Generated to help you prepare — always confirm anything about your own eligibility and care with the study team and your doctor.
Questions for the trial coordinator
The trial coordinator is the person who runs the study day to day. These cover the practical side — logistics, costs, and what taking part would actually mean for your life. The study team confirms whether you meet the criteria; these are questions to ask, not a sign you qualify.
1What does taking part actually involve week to week — how many visits, where, and how long does each one take?
2What costs are covered by the study, and what might I have to pay for myself, including travel, parking, or time off work?
3What happens during screening, and what happens if the study team confirms I don't meet the criteria after those tests?
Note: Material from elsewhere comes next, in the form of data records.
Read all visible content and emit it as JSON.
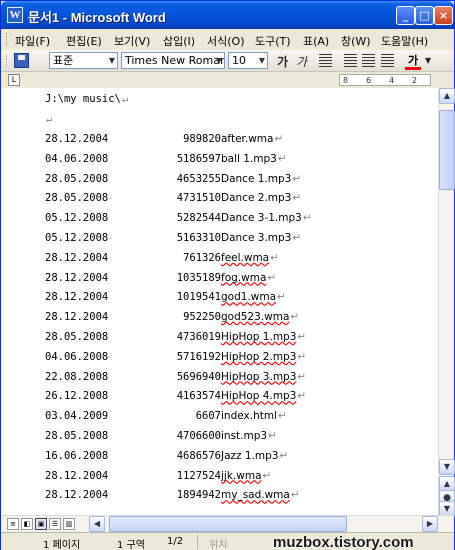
{
  "window": {
    "title": "문서1 - Microsoft Word",
    "title_icon": "W",
    "minimize_icon": "_",
    "maximize_icon": "□",
    "close_icon": "×"
  },
  "menu": [
    "파일(F)",
    "편집(E)",
    "보기(V)",
    "삽입(I)",
    "서식(O)",
    "도구(T)",
    "표(A)",
    "창(W)",
    "도움말(H)"
  ],
  "toolbar": {
    "style": "표준",
    "font": "Times New Roman",
    "size": "10",
    "bold": "가",
    "italic": "가",
    "font_color_label": "가",
    "font_color": "#e00000"
  },
  "ruler": {
    "corner_icon": "L",
    "ticks": [
      "8",
      "6",
      "4",
      "2"
    ]
  },
  "document": {
    "path": "J:\\my music\\",
    "paragraph_mark": "↵",
    "rows": [
      {
        "date": "28.12.2004",
        "size": "989820",
        "name": "after.wma"
      },
      {
        "date": "04.06.2008",
        "size": "5186597",
        "name": "ball 1.mp3"
      },
      {
        "date": "28.05.2008",
        "size": "4653255",
        "name": "Dance 1.mp3"
      },
      {
        "date": "28.05.2008",
        "size": "4731510",
        "name": "Dance 2.mp3"
      },
      {
        "date": "05.12.2008",
        "size": "5282544",
        "name": "Dance 3-1.mp3"
      },
      {
        "date": "05.12.2008",
        "size": "5163310",
        "name": "Dance 3.mp3"
      },
      {
        "date": "28.12.2004",
        "size": "761326",
        "name": "feel.wma"
      },
      {
        "date": "28.12.2004",
        "size": "1035189",
        "name": "fog.wma"
      },
      {
        "date": "28.12.2004",
        "size": "1019541",
        "name": "god1.wma"
      },
      {
        "date": "28.12.2004",
        "size": "952250",
        "name": "god523.wma"
      },
      {
        "date": "28.05.2008",
        "size": "4736019",
        "name": "HipHop 1.mp3"
      },
      {
        "date": "04.06.2008",
        "size": "5716192",
        "name": "HipHop 2.mp3"
      },
      {
        "date": "22.08.2008",
        "size": "5696940",
        "name": "HipHop 3.mp3"
      },
      {
        "date": "26.12.2008",
        "size": "4163574",
        "name": "HipHop 4.mp3"
      },
      {
        "date": "03.04.2009",
        "size": "6607",
        "name": "index.html"
      },
      {
        "date": "28.05.2008",
        "size": "4706600",
        "name": "inst.mp3"
      },
      {
        "date": "16.06.2008",
        "size": "4686576",
        "name": "Jazz 1.mp3"
      },
      {
        "date": "28.12.2004",
        "size": "1127524",
        "name": "jjk.wma"
      },
      {
        "date": "28.12.2004",
        "size": "1894942",
        "name": "my_sad.wma"
      }
    ]
  },
  "status": {
    "page": "1 페이지",
    "section": "1 구역",
    "page_count": "1/2",
    "position": "위치"
  },
  "watermark": "muzbox.tistory.com"
}
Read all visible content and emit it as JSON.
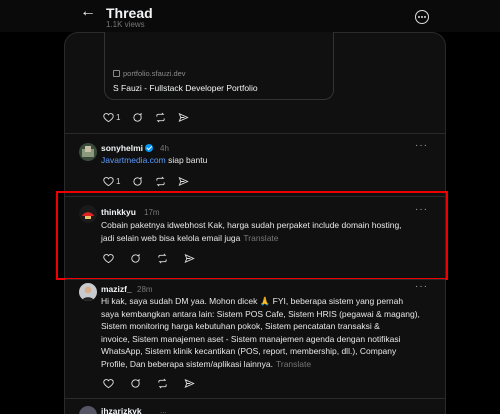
{
  "header": {
    "title": "Thread",
    "views": "1.1K views",
    "back_icon": "arrow-left-icon",
    "more_icon": "more-circle-icon"
  },
  "link_card": {
    "domain": "portfolio.sfauzi.dev",
    "title": "S Fauzi - Fullstack Developer Portfolio"
  },
  "post0": {
    "likes": "1"
  },
  "reply1": {
    "username": "sonyhelmi",
    "time": "4h",
    "link": "Javartmedia.com",
    "text": " siap bantu",
    "likes": "1"
  },
  "reply2": {
    "username": "thinkkyu",
    "time": "17m",
    "text_line1": "Cobain paketnya idwebhost Kak, harga sudah perpaket include domain hosting,",
    "text_line2": "jadi selain web bisa kelola email juga",
    "translate": "Translate"
  },
  "reply3": {
    "username": "mazizf_",
    "time": "28m",
    "lines": [
      "Hi kak, saya sudah DM yaa. Mohon dicek 🙏 FYI, beberapa sistem yang pernah",
      "saya kembangkan antara lain: Sistem POS Cafe, Sistem HRIS (pegawai & magang),",
      "Sistem monitoring harga kebutuhan pokok, Sistem pencatatan transaksi &",
      "invoice, Sistem manajemen aset - Sistem manajemen agenda dengan notifikasi",
      "WhatsApp, Sistem klinik kecantikan (POS, report, membership, dll.), Company",
      "Profile, Dan beberapa sistem/aplikasi lainnya."
    ],
    "translate": "Translate"
  },
  "reply4": {
    "username": "ihzarizkyk",
    "time": "..."
  },
  "colors": {
    "background": "#000000",
    "panel": "#101010",
    "link": "#5b9bff",
    "verified": "#0095f6",
    "highlight": "#ee0000"
  }
}
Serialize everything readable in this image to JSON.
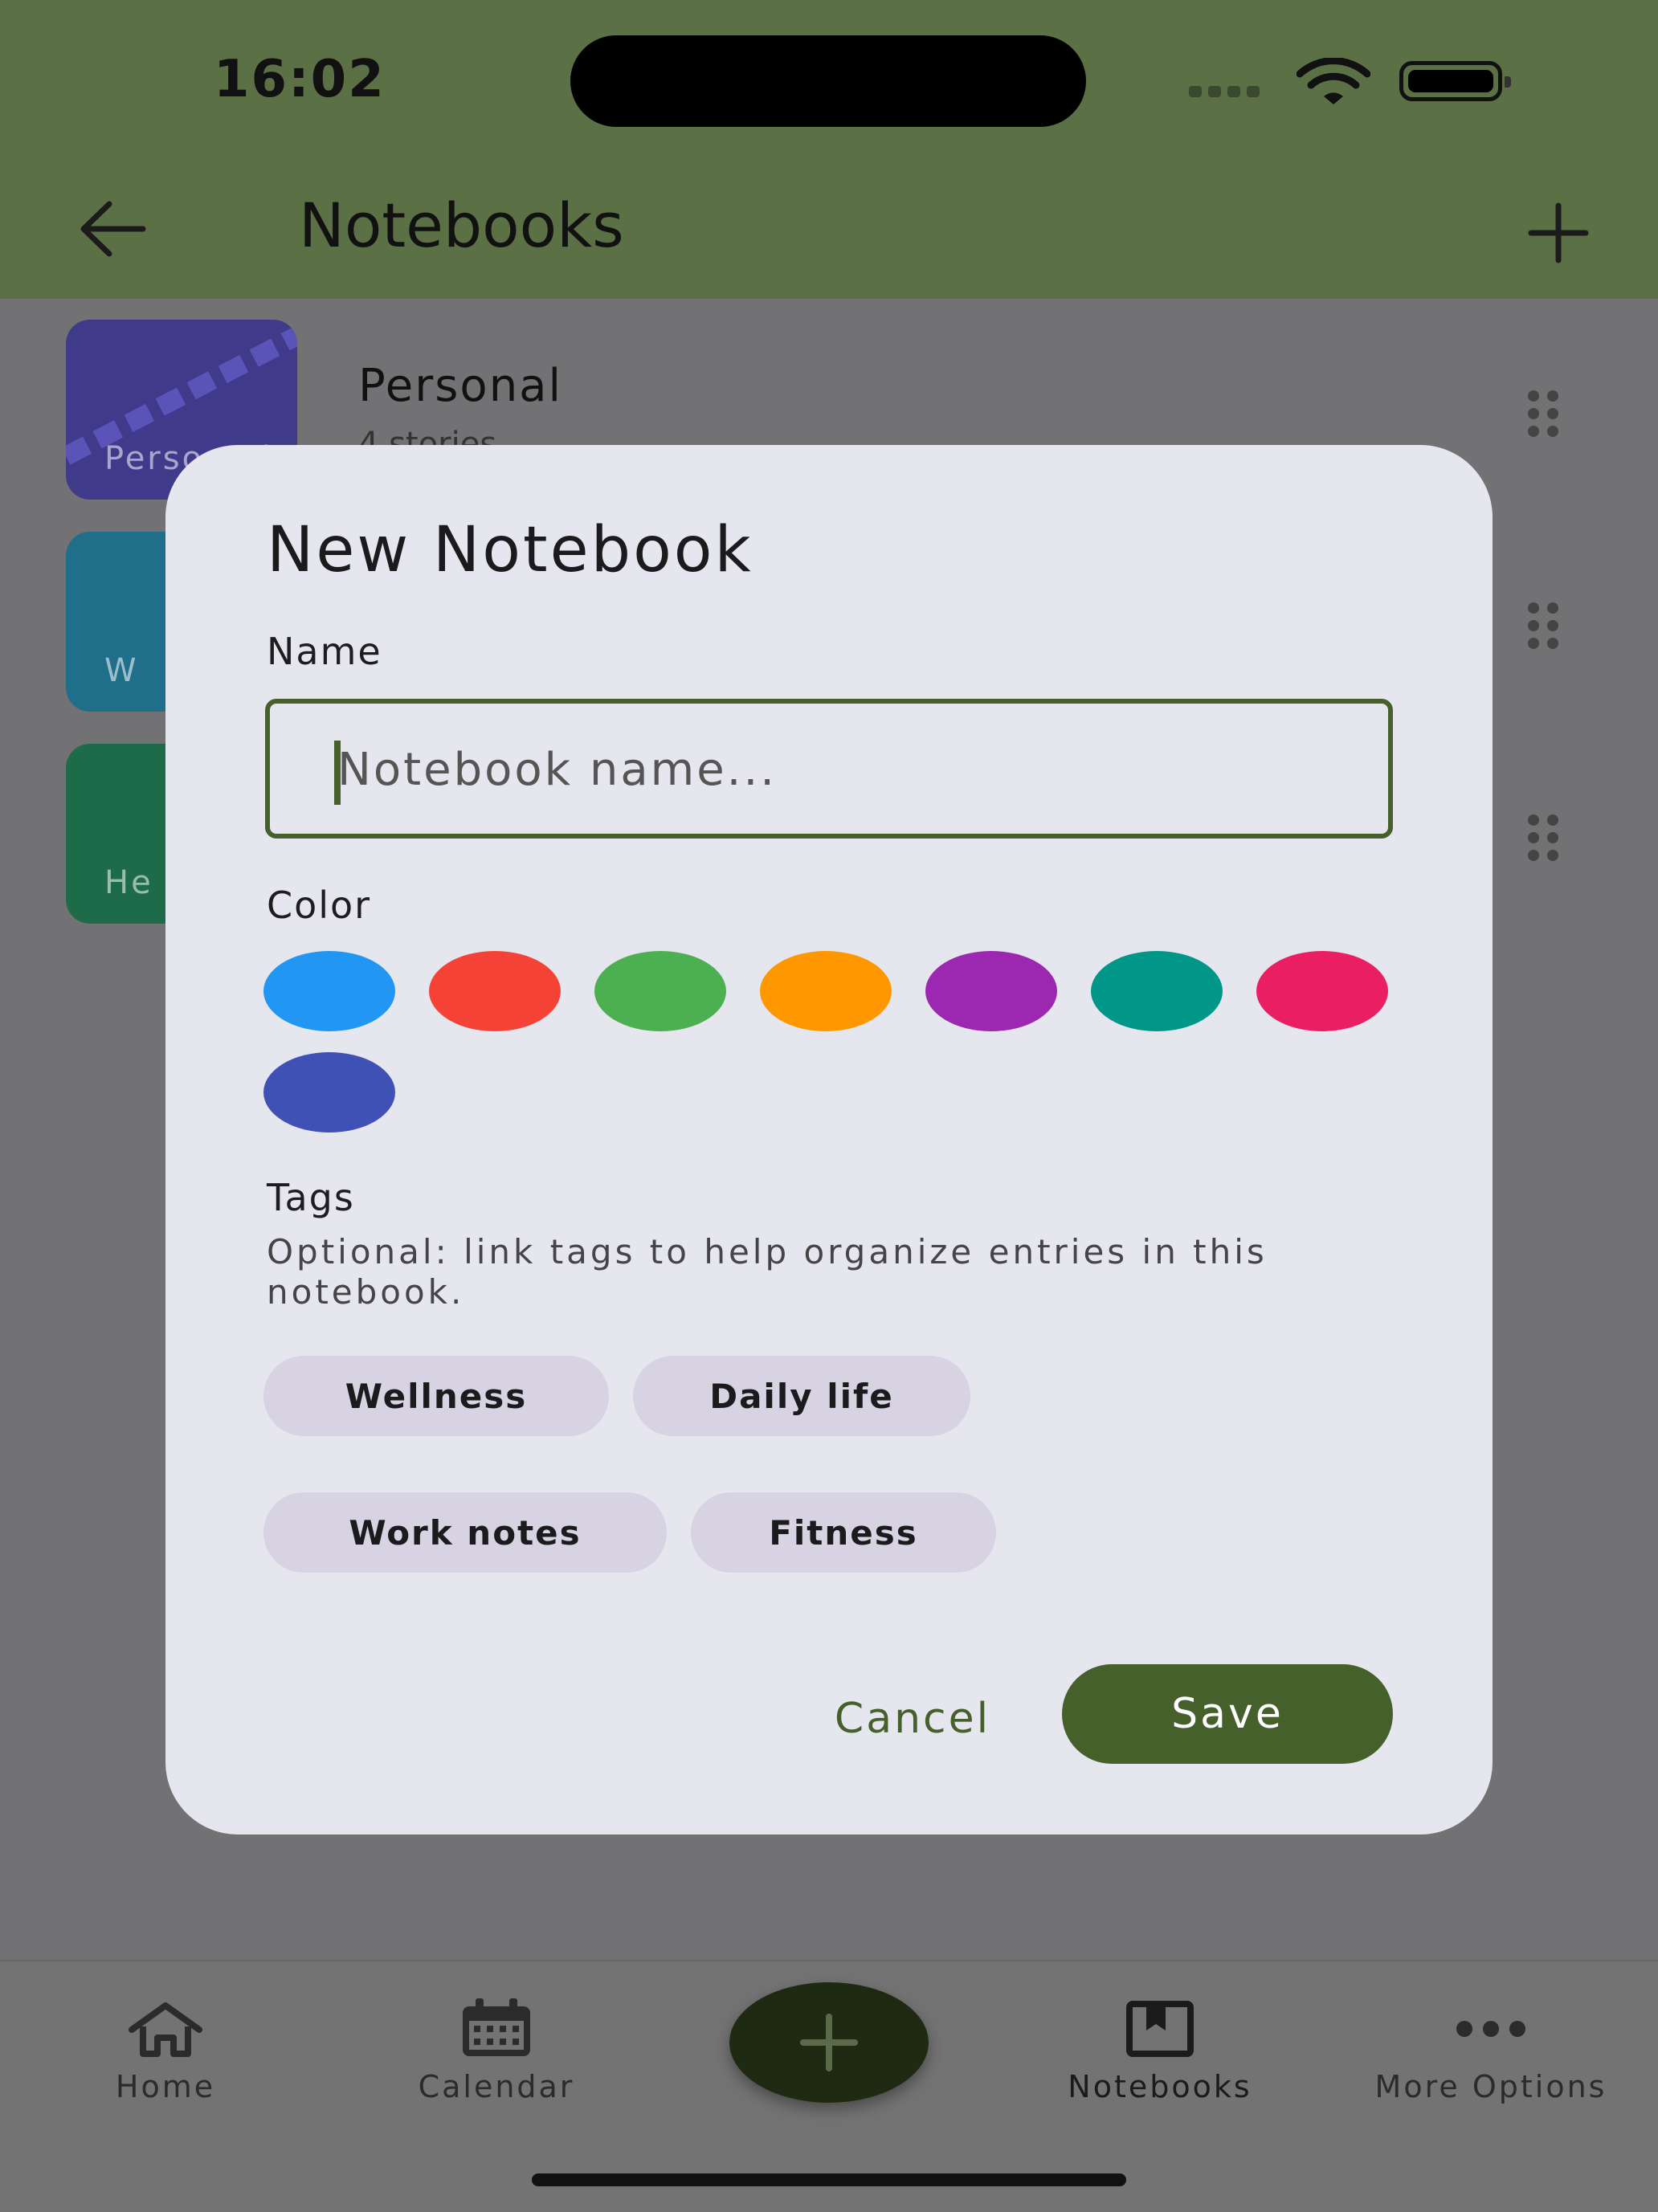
{
  "status_bar": {
    "time": "16:02"
  },
  "app_bar": {
    "title": "Notebooks"
  },
  "notebooks": [
    {
      "name": "Personal",
      "subtitle": "4 stories",
      "thumb_label": "Person al",
      "color": "#3f3a8a"
    },
    {
      "thumb_label": "W",
      "color": "#1f6f8b"
    },
    {
      "thumb_label": "He",
      "color": "#1e6b4a"
    }
  ],
  "dialog": {
    "title": "New Notebook",
    "name_label": "Name",
    "name_placeholder": "Notebook name...",
    "name_value": "",
    "color_label": "Color",
    "colors": [
      "#2196F3",
      "#F44336",
      "#4CAF50",
      "#FF9800",
      "#9C27B0",
      "#009688",
      "#E91E63",
      "#3F51B5"
    ],
    "tags_label": "Tags",
    "tags_description": "Optional: link tags to help organize entries in this notebook.",
    "tags": [
      "Wellness",
      "Daily life",
      "Work notes",
      "Fitness"
    ],
    "cancel_label": "Cancel",
    "save_label": "Save"
  },
  "bottom_nav": {
    "items": [
      {
        "label": "Home",
        "icon": "home-icon"
      },
      {
        "label": "Calendar",
        "icon": "calendar-icon"
      },
      {
        "label": "Notebooks",
        "icon": "notebook-icon",
        "active": true
      },
      {
        "label": "More Options",
        "icon": "more-icon"
      }
    ],
    "fab_icon": "plus-icon"
  },
  "theme": {
    "primary": "#45602b",
    "app_bar": "#5c7045",
    "dialog_bg": "#e6e6ef",
    "chip_bg": "#d8d3e3",
    "fab": "#1e2b12"
  }
}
4Who pays for the scans, blood work, and other tests the trial requires — the study, my insurance, or me?
5How will being in the trial affect my regular care, and will my own doctor stay informed and involved?
6Can I leave the trial at any point if I change my mind, and what would happen to my care if I do?
A starting point for the conversation — always confirm anything about your own eligibility, costs, and care with the study team and your doctor.
What they're measuring
1
Safety as assessed by incidence and severity of adverse events and serious adverse events that are attributed to FBX-101.
Timeframe: 24 months
2
Safety as assessed by HSCT incident of engraftment.